Pak PM Sharif’s party sweeps PoK elections

Pakistan Prime Minister Nawaz Sharif on Friday said Kashmir will be part of Pakistan one day.

Update: 2016-07-23 00:28 GMT

Pakistan Prime Minister Nawaz Sharif on Friday said Kashmir will be part of Pakistan one day.

Backing the Kashmiris’ struggle in Kashmir against India, Mr Sharif said the independence movement cannot be suppressed by using brute force.

“A day will come when Kashmir will accede to Pakistan. Pakistan will not abandon Kashmiris struggle to right to self-determination,” he said while addressing a rally in Muzaffarabad.

Mr Sharif said the people of Pakistan occupied Kashmir had rejected negative politics by giving thumping majority to the Pakistan Muslim League (Nawaz) in Legislative Assembly elections held on Thursday.

The Prime Minister said success in politics can only be derived through serving instead of staging sit-ins.

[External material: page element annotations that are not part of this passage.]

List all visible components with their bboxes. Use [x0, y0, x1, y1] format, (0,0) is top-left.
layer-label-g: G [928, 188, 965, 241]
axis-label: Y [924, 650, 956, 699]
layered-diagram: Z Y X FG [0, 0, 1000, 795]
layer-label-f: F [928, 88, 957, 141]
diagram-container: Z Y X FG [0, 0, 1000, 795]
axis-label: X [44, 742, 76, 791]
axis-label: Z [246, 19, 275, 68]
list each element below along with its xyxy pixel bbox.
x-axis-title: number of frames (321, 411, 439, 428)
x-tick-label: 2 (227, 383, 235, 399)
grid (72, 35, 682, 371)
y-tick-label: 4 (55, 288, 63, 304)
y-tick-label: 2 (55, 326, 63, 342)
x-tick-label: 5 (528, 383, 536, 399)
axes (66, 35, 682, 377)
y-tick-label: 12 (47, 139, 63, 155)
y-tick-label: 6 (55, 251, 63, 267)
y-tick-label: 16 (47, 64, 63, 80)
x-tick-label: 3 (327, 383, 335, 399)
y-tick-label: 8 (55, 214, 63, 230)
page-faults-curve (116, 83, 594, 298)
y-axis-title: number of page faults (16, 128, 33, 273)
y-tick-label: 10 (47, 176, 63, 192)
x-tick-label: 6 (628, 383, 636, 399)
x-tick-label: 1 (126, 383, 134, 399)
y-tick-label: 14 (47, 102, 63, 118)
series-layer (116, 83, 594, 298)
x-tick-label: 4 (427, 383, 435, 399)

He said PML-N will bring a revolution of development in PoK. He announced there will be a network of roads, highways, motorways, and hospitals in PoK.

The Pakistan Muslim League (Nawaz)’s victory in the local elections in Pakistan-occupied Kashmir, according to unofficial results on Friday, has given Mr Sharif a boost after months of pressure from his opponents.

Mr Sharif has faced criticism since documents released as past of the Panama Papers data leak showed his children owned several off-shore companies and used them to buy properties in London. He denies wrongdoing, as do his children.

The Pakistan Muslim League won 31 seats in the region’s 41-seat assembly in Thursday’s vote, said Tariq Mahmood Butt, spokesperson for PoK election commission.

“This win is proof that our voters have completely rejected our opponents’ incessant diatribe against Prime Minister Nawaz Sharif,” said the party’s regional chief, Raja Farooq Haider.

“It is not merely a win. It is a landslide,” Mr Sharif’s daughter, Maryam Nawaz Sharif, an increasingly influential member of her father’s party, said on her Twitter page.

The win by Mr Sharif’s party in the region will not have any direct bearing on Pakistan’s stand on the Kashmir or on its dealings with India.

Later, Pakistan’s civil and military leadership on Friday decided to approach the Human Rights Council of the United Nations to send a fact-finding mission to Kashmir after the recent violence.

The decision was taken at a meeting of the National Security Committee chaired by Mr Sharif here, said an official statement.

The meeting demanded ban on the use of pellet guns by the Indian troops in the Valley for dispersing people exercising their right to protest.

It unanimously called upon the international community to condemn the blatant human rights violations and play their role in ensuring the realisation of human rights of the Kashmiri people through fulfilling its commitments towards the people of Jammu and Kashmir under the UNSC resolutions.

The meeting unanimously expressed grave concern over the deteriorating situation in Kashmir in the wake of Burhanuddin Muzaffar Wani’s death in the Valley. While reiterating his condemnation over the “continuous Indian oppression,” Prime Minister Sharif said “brutal use of force was a blatant violation of fundamental rights of the Kashmiri people which no civilised society permits.”

He said the only plausible solution of the Kashmir issue would be the early implementation of UNSC resolution — a fair and impartial plebiscite under the UN auspices.

The meeting reaffirmed its resolve against elimination of terrorism and extremism from the motherland.

The meeting appreciated the role of military and civil intelligence agencies against the nefarious designs of the international agencies and hostile countries.